Archives mensuelles : septembre 2015

Don Giovanni

dg© C. Leiber – OnP

Ce Don Giovanni déçoit. Le tout manque en effet de souffle, de grandeur, de hauteur de vue malgré la qualité des décors de Christophe Kanter, aussi saisissants par leur gigantisme que raffinés par leurs détails, malgré une belle énergie d’ensemble chez les acteurs qui jouent à l’unisson avec le chef d’orchestre Patrick Lange, malgré des intuitions intéressantes quant à la scénographie. La raison tient essentiellement à ce parti pris initial de laïciser l’intrigue : Michael Haneke nie la part dévolue à Dieu, le remplaçant par un « peuple » vengeur et réactivant ainsi et petitement une lutte des classes peu pertinente dans le monde contemporain où l’action est située, celui d’une entreprise où les nobles de l’opéra ainsi que Leporello représentent les instances dirigeantes et les paysans, le personnel d’entretien. Si la dimension politique est tangible dans le livret de Da Ponte avec ces paysans et, notamment, Masetto et Zerlina, malmenés par Don Giovanni qui joue de sa position sociale plus élevée, la différence de classe ne semble pas devoir motiver pour autant les faits et gestes des personnages. Don Giovanni ne considère pas le statut social de ses victimes dont il ne regarde en effet que le sexe – et encore – pour ses méfaits et son pouvoir de séduction ne réside pas dans son rang qu’il sait mettre en avant par la maîtrise du verbe de l’homme bien né qu’il est ou parfaitement dissimuler derrière la brute sinon la bête sans scrupules qu’il peut être pour satisfaire ses désirs. Quant aux autres personnages, ils ne réclament pas vengeance dans l’intérêt général mais pour leur intérêt particulier. Rien de bien transcendant donc dans cette politisation de l’argument de la pièce qui met en exergue une forme de conjuration basse des égoïsmes ; or sans sublime, difficile de penser le tragique même si l’on peut concevoir qu’il réside chez Haneke dans cette faiblesse humaine.

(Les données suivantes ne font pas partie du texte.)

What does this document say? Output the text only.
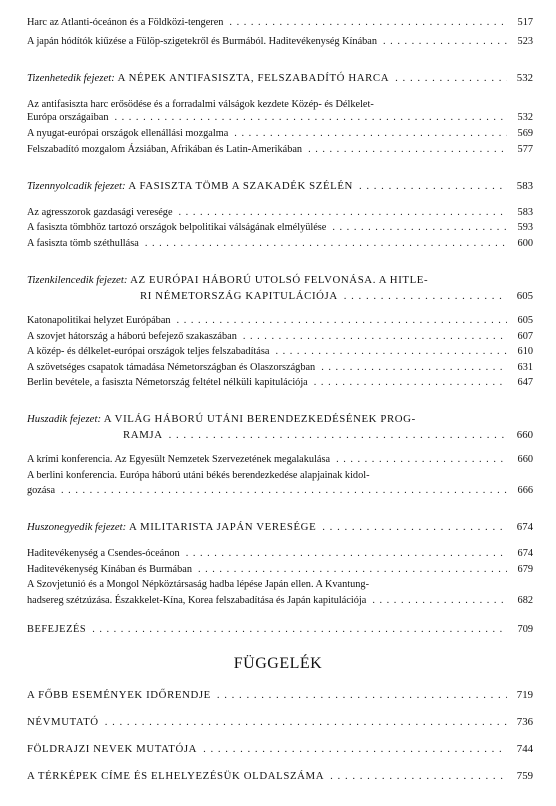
Harc az Atlanti-óceánon és a Földközi-tengeren . . .	517
A japán hódítók kiűzése a Fülöp-szigetekről és Burmából. Haditevékenység Kínában . . .	523
Tizenhetedik fejezet: A NÉPEK ANTIFASISZTA, FELSZABADÍTÓ HARCA . . .	532
Az antifasiszta harc erősödése és a forradalmi válságok kezdete Közép- és Délkelet-
Európa országaiban . . .	532
A nyugat-európai országok ellenállási mozgalma . . .	569
Felszabadító mozgalom Ázsiában, Afrikában és Latin-Amerikában . . .	577
Tizennyolcadik fejezet: A FASISZTA TÖMB A SZAKADÉK SZÉLÉN . . .	583
Az agresszorok gazdasági veresége . . .	583
A fasiszta tömbhöz tartozó országok belpolitikai válságának elmélyülése . . .	593
A fasiszta tömb széthullása . . .	600
Tizenkilencedik fejezet: AZ EURÓPAI HÁBORÚ UTOLSÓ FELVONÁSA. A HITLE-
RI NÉMETORSZÁG KAPITULÁCIÓJA . . .	605
Katonapolitikai helyzet Európában . . .	605
A szovjet hátország a háború befejező szakaszában . . .	607
A közép- és délkelet-európai országok teljes felszabadítása . . .	610
A szövetséges csapatok támadása Németországban és Olaszországban . . .	631
Berlin bevétele, a fasiszta Németország feltétel nélküli kapitulációja . . .	647
Huszadik fejezet: A VILÁG HÁBORÚ UTÁNI BERENDEZKEDÉSÉNEK PROG-
RAMJA . . .	660
A krími konferencia. Az Egyesült Nemzetek Szervezetének megalakulása . . .	660
A berlini konferencia. Európa háború utáni békés berendezkedése alapjainak kidol-
gozása . . .	666
Huszonegyedik fejezet: A MILITARISTA JAPÁN VERESÉGE . . .	674
Haditevékenység a Csendes-óceánon . . .	674
Haditevékenység Kínában és Burmában . . .	679
A Szovjetunió és a Mongol Népköztársaság hadba lépése Japán ellen. A Kvantung-
hadsereg szétzúzása. Északkelet-Kína, Korea felszabadítása és Japán kapitulációja . . .	682
BEFEJEZÉS . . .	709
FÜGGELÉK
A FŐBB ESEMÉNYEK IDŐRENDJE . . .	719
NÉVMUTATÓ . . .	736
FÖLDRAJZI NEVEK MUTATÓJA . . .	744
A TÉRKÉPEK CÍME ÉS ELHELYEZÉSÜK OLDALSZÁMA . . .	759
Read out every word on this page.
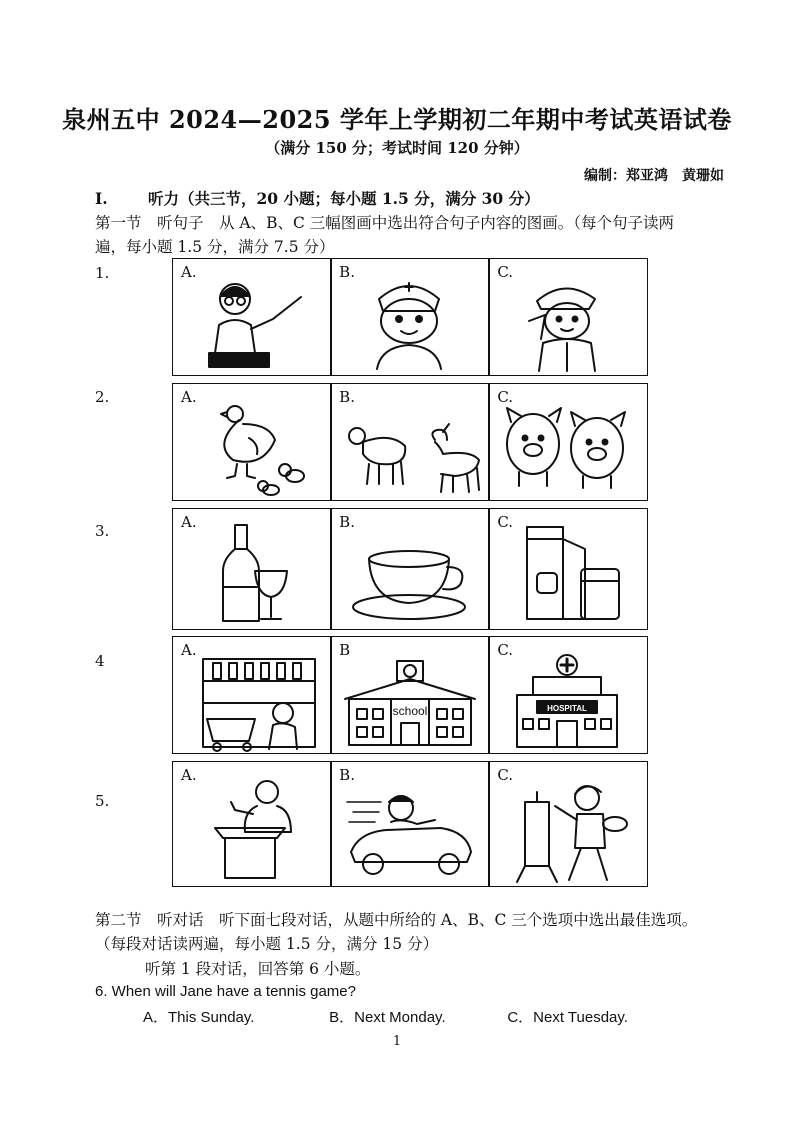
泉州五中 2024—2025 学年上学期初二年期中考试英语试卷
（满分 150 分；考试时间 120 分钟）
编制：郑亚鸿　黄珊如
I.	听力（共三节，20 小题；每小题 1.5 分，满分 30 分）
第一节　听句子　从 A、B、C 三幅图画中选出符合句子内容的图画。（每个句子读两
遍，每小题 1.5 分，满分 7.5 分）
1.
2.
3.
4
5.
A.	B.	C.
A.	B.	C.
A.	B.	C.
A.	B
school
C.
HOSPITAL
A.	B.	C.
第二节　听对话　听下面七段对话，从题中所给的 A、B、C 三个选项中选出最佳选项。
（每段对话读两遍，每小题 1.5 分，满分 15 分）
听第 1 段对话，回答第 6 小题。
6. When will Jane have a tennis game?
A．This Sunday.	B．Next Monday.	C．Next Tuesday.
1
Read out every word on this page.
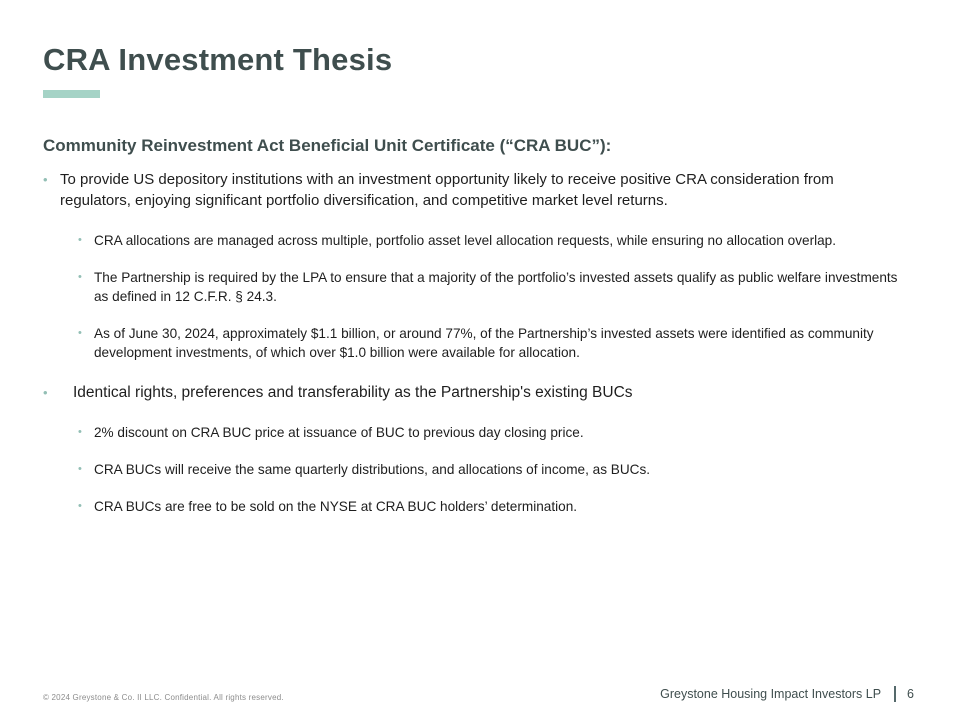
CRA Investment Thesis
Community Reinvestment Act Beneficial Unit Certificate (“CRA BUC”):
• To provide US depository institutions with an investment opportunity likely to receive positive CRA consideration from regulators, enjoying significant portfolio diversification, and competitive market level returns.
• CRA allocations are managed across multiple, portfolio asset level allocation requests, while ensuring no allocation overlap.
• The Partnership is required by the LPA to ensure that a majority of the portfolio’s invested assets qualify as public welfare investments as defined in 12 C.F.R. § 24.3.
• As of June 30, 2024, approximately $1.1 billion, or around 77%, of the Partnership’s invested assets were identified as community development investments, of which over $1.0 billion were available for allocation.
•	Identical rights, preferences and transferability as the Partnership's existing BUCs
• 2% discount on CRA BUC price at issuance of BUC to previous day closing price.
• CRA BUCs will receive the same quarterly distributions, and allocations of income, as BUCs.
• CRA BUCs are free to be sold on the NYSE at CRA BUC holders’ determination.
© 2024 Greystone & Co. II LLC. Confidential. All rights reserved.	Greystone Housing Impact Investors LP 6
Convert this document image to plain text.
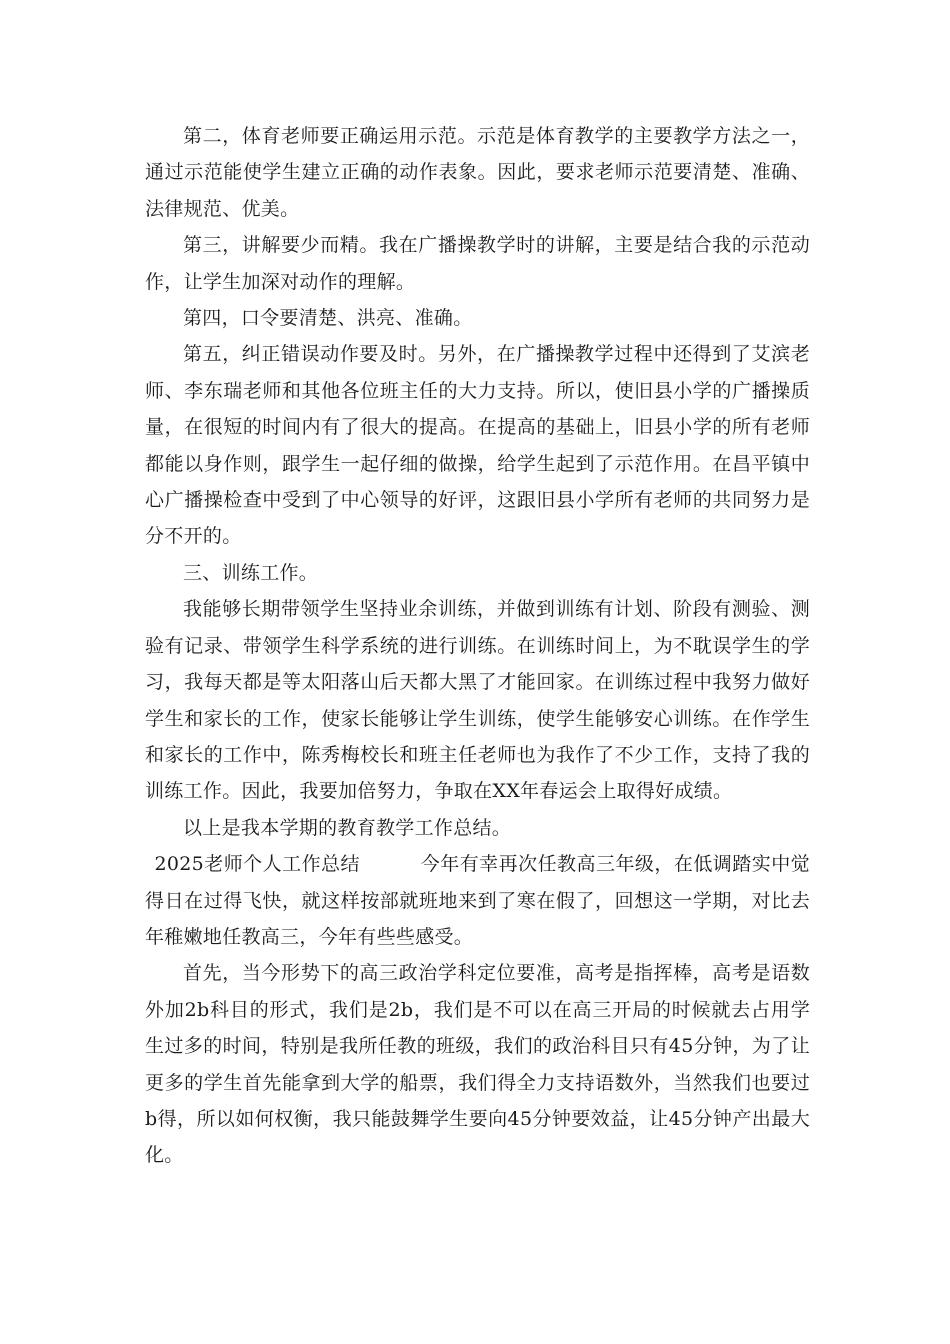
第二，体育老师要正确运用示范。示范是体育教学的主要教学方法之一，通过示范能使学生建立正确的动作表象。因此，要求老师示范要清楚、准确、法律规范、优美。

第三，讲解要少而精。我在广播操教学时的讲解，主要是结合我的示范动作，让学生加深对动作的理解。

第四，口令要清楚、洪亮、准确。

第五，纠正错误动作要及时。另外，在广播操教学过程中还得到了艾滨老师、李东瑞老师和其他各位班主任的大力支持。所以，使旧县小学的广播操质量，在很短的时间内有了很大的提高。在提高的基础上，旧县小学的所有老师都能以身作则，跟学生一起仔细的做操，给学生起到了示范作用。在昌平镇中心广播操检查中受到了中心领导的好评，这跟旧县小学所有老师的共同努力是分不开的。

三、训练工作。

我能够长期带领学生坚持业余训练，并做到训练有计划、阶段有测验、测验有记录、带领学生科学系统的进行训练。在训练时间上，为不耽误学生的学习，我每天都是等太阳落山后天都大黑了才能回家。在训练过程中我努力做好学生和家长的工作，使家长能够让学生训练，使学生能够安心训练。在作学生和家长的工作中，陈秀梅校长和班主任老师也为我作了不少工作，支持了我的训练工作。因此，我要加倍努力，争取在XX年春运会上取得好成绩。

以上是我本学期的教育教学工作总结。

2025老师个人工作总结	今年有幸再次任教高三年级，在低调踏实中觉得日在过得飞快，就这样按部就班地来到了寒在假了，回想这一学期，对比去年稚嫩地任教高三，今年有些些感受。

首先，当今形势下的高三政治学科定位要准，高考是指挥棒，高考是语数外加2b科目的形式，我们是2b，我们是不可以在高三开局的时候就去占用学生过多的时间，特别是我所任教的班级，我们的政治科目只有45分钟，为了让更多的学生首先能拿到大学的船票，我们得全力支持语数外，当然我们也要过b得，所以如何权衡，我只能鼓舞学生要向45分钟要效益，让45分钟产出最大化。
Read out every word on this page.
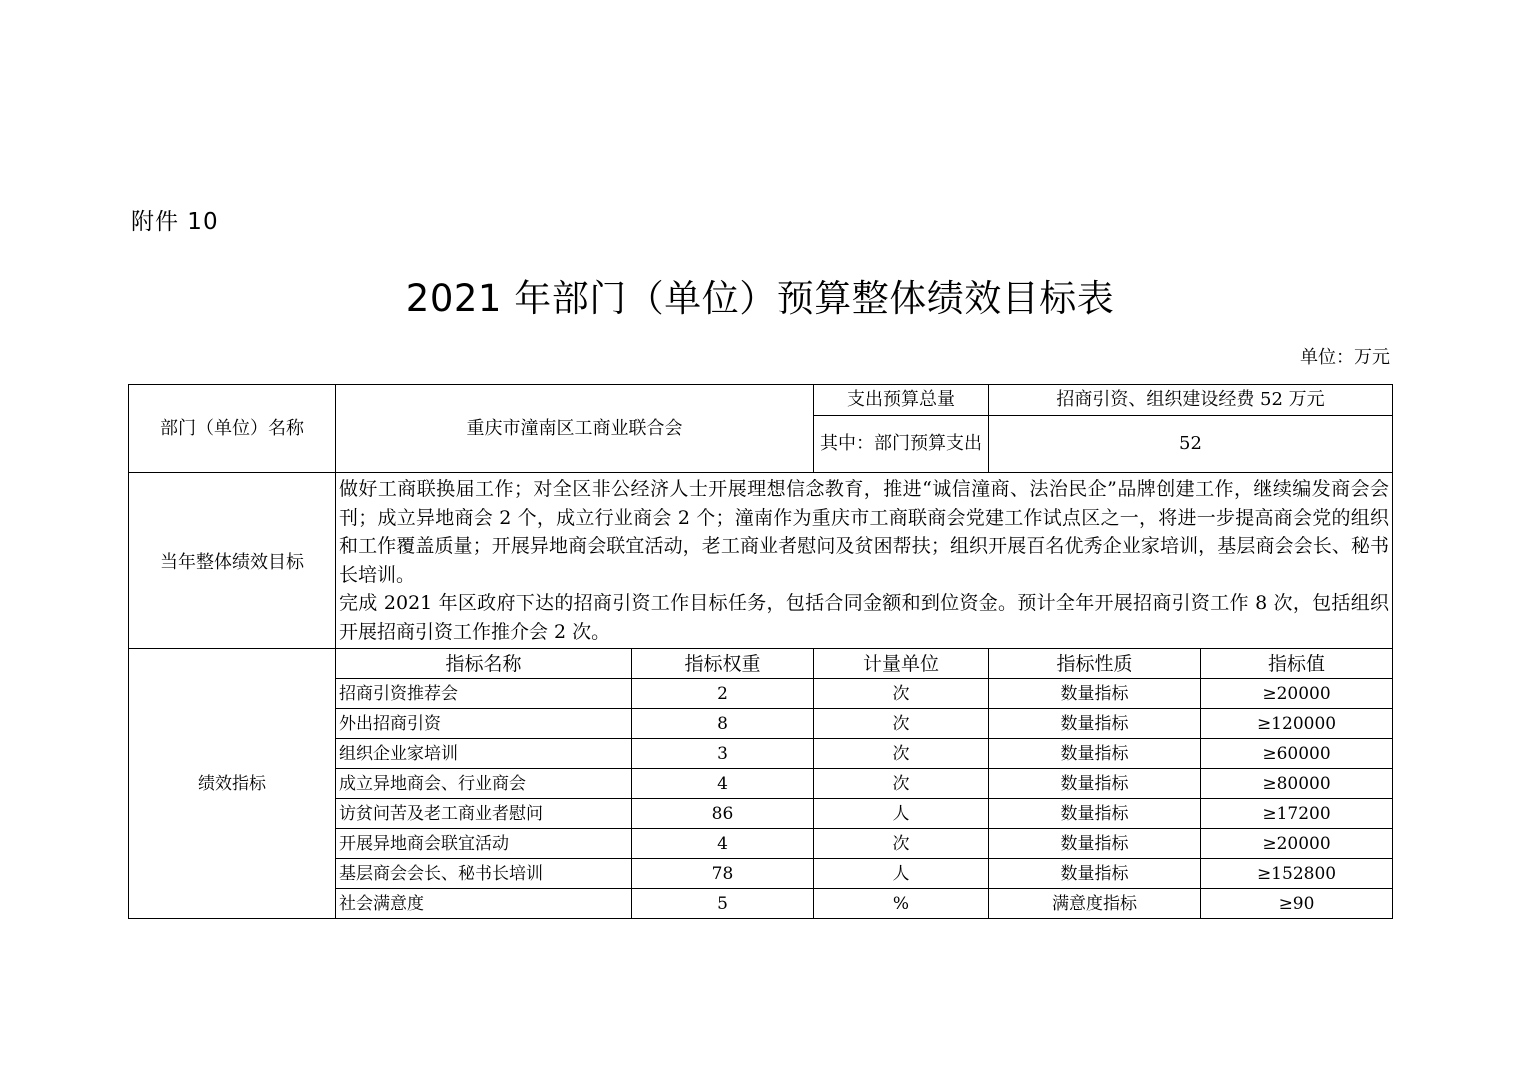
附件 10
2021 年部门（单位）预算整体绩效目标表
单位：万元
部门（单位）名称	重庆市潼南区工商业联合会		支出预算总量	招商引资、组织建设经费 52 万元	
			其中：部门预算支出	52	
当年整体绩效目标	做好工商联换届工作；对全区非公经济人士开展理想信念教育，推进“诚信潼商、法治民企”品牌创建工作，继续编发商会会刊；成立异地商会 2 个，成立行业商会 2 个；潼南作为重庆市工商联商会党建工作试点区之一，将进一步提高商会党的组织和工作覆盖质量；开展异地商会联宜活动，老工商业者慰问及贫困帮扶；组织开展百名优秀企业家培训，基层商会会长、秘书长培训。
完成 2021 年区政府下达的招商引资工作目标任务，包括合同金额和到位资金。预计全年开展招商引资工作 8 次，包括组织开展招商引资工作推介会 2 次。				

绩效指标	指标名称	指标权重	计量单位	指标性质	指标值
	招商引资推荐会	2	次	数量指标	≥20000
	外出招商引资	8	次	数量指标	≥120000
	组织企业家培训	3	次	数量指标	≥60000
	成立异地商会、行业商会	4	次	数量指标	≥80000
	访贫问苦及老工商业者慰问	86	人	数量指标	≥17200
	开展异地商会联宜活动	4	次	数量指标	≥20000
	基层商会会长、秘书长培训	78	人	数量指标	≥152800
	社会满意度	5	%	满意度指标	≥90
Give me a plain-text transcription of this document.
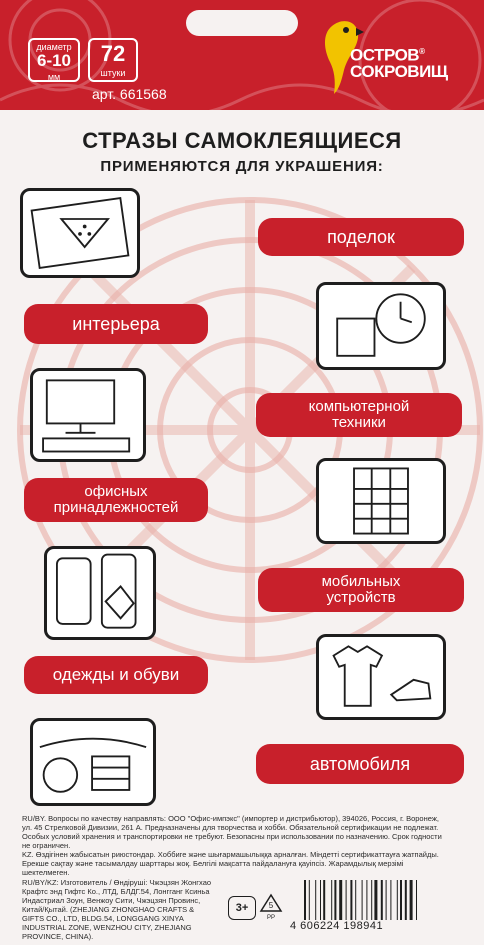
диаметр
6-10
мм
72
штуки
арт. 661568
ОСТРОВ®
СОКРОВИЩ
СТРАЗЫ САМОКЛЕЯЩИЕСЯ
ПРИМЕНЯЮТСЯ ДЛЯ УКРАШЕНИЯ:
поделок
интерьера
компьютерной
техники
офисных
принадлежностей
мобильных
устройств
одежды и обуви
автомобиля
RU/BY. Вопросы по качеству направлять: ООО "Офис-импэкс" (импортер и дистрибьютор), 394026, Россия, г. Воронеж, ул. 45 Стрелковой Дивизии, 261 А. Предназначены для творчества и хобби. Обязательной сертификации не подлежат. Особых условий хранения и транспортировки не требуют. Безопасны при использовании по назначению. Срок годности не ограничен.
KZ. Өздігінен жабысатын риюстондар. Хоббиге және шығармашылыққа арналған. Міндетті сертификаттауға жатпайды. Ерекше сақтау және тасымалдау шарттары жоқ. Белгілі мақсатта пайдалануға қауіпсіз. Жарамдылық мерзімі шектелмеген.
RU/BY/KZ: Изготовитель / Өндіруші: Чжэцзян Жонгхао Крафтс энд Гифтс Ко., ЛТД, БЛДГ.54, Лонгганг Ксиньа Индастриал Зоун, Венжоу Сити, Чжэцзян Провинс, Китай/Қытай. (ZHEJIANG ZHONGHAO CRAFTS & GIFTS CO., LTD, BLDG.54, LONGGANG XINYA INDUSTRIAL ZONE, WENZHOU CITY, ZHEJIANG PROVINCE, CHINA).
3+	5
PP
4 606224 198941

Le metteur en scène n’épargne en effet aucun des personnages censés porter un idéal ou représenter une garantie morale, à commencer par le commandeur qui, vivant, impressionne plus que mort. Sa « statue » n’a pas la stature ni la solennité espérées ; loin d’être l’artisan du châtiment du libertin, le père de Donna Anna n’en est que le vulgaire instrument – le dénouement final est en effet ravalé au rang d’un simple fait divers qui n’est pas sans rappeler, pour la petite histoire et le piquant et le suspense en moins, le crime de l’Orient-Express dans le roman éponyme d’Agatha Christie. Les femmes victimes de Don Giovanni ne sont pas non plus d’une grande élévation d’âme et tout à fait irréprochables. Donna Anna nous apparaît dans la première scène assez sensible au charme de son agresseur ; Zerlina reste passablement éblouie par le gentilhomme séducteur bien après que ses yeux ont été décillés par Donna Elvira ; celle-ci ne parvient pas, quant à elle, à s’abandonner au pardon préférant à la grâce son coup…. Si l’ambivalence des femmes à l’égard de Don Giovanni montre combien ce dernier, capable de détourner des fiancées le jour même de leur mariage, maîtrise l’art de la séduction et donne de la complexité à la pièce, elle lui enlève dans le même temps cette polarité manichéenne si importante pour comprendre le châtiment et porter le tragique. Don Giovanni en est sans doute rendu moins fascinant également, n’incarnant pas le mal absolu puisque les victimes apparaissent quelque peu consentantes, ni l’esprit fort attendu : il est près de renoncer de lui-même, sans qu’on l’y pousse, à la vie face à la succession de ses déceptions amoureuses. Leporello fait même bien trop jeu égal avec lui, pouvant passer pour lui en changeant simplement de cravate…

Les aspects comiques de la pièce fonctionnent heureusement davantage même s’ils restent bien trop timides et feutrés pour faire contraste avec les moments censés être plus dramatiques. Le drame se joue d’ailleurs souvent plus dans le travail sur la lumière remarquable d’André Diot et sur l’occupation de l’espace, par le ballet des corps notamment, que dans le jeu ou le chant des comédiens auxquels on peut reprocher un manque de nuance. On distinguera cependant, parmi les femmes, Nadine Sierra (Zerlina) pour sa générosité pleine de malice et,  parmi les hommes, Matthew Polenzani pour sa délicatesse.

La vision toute personnelle et pour le moins originale de Michael Haneke donne matière à réfléchir et à s’interroger sur le sens de cet opéra de Mozart et plus largement sur le mythe de Don Juan mais ne nous livre pas, et c’est bien dommage, un Don Giovanni bien exaltant.

Le spectacle se joue à l’Opéra Bastille du 12 septembre au 18 octobre 2015.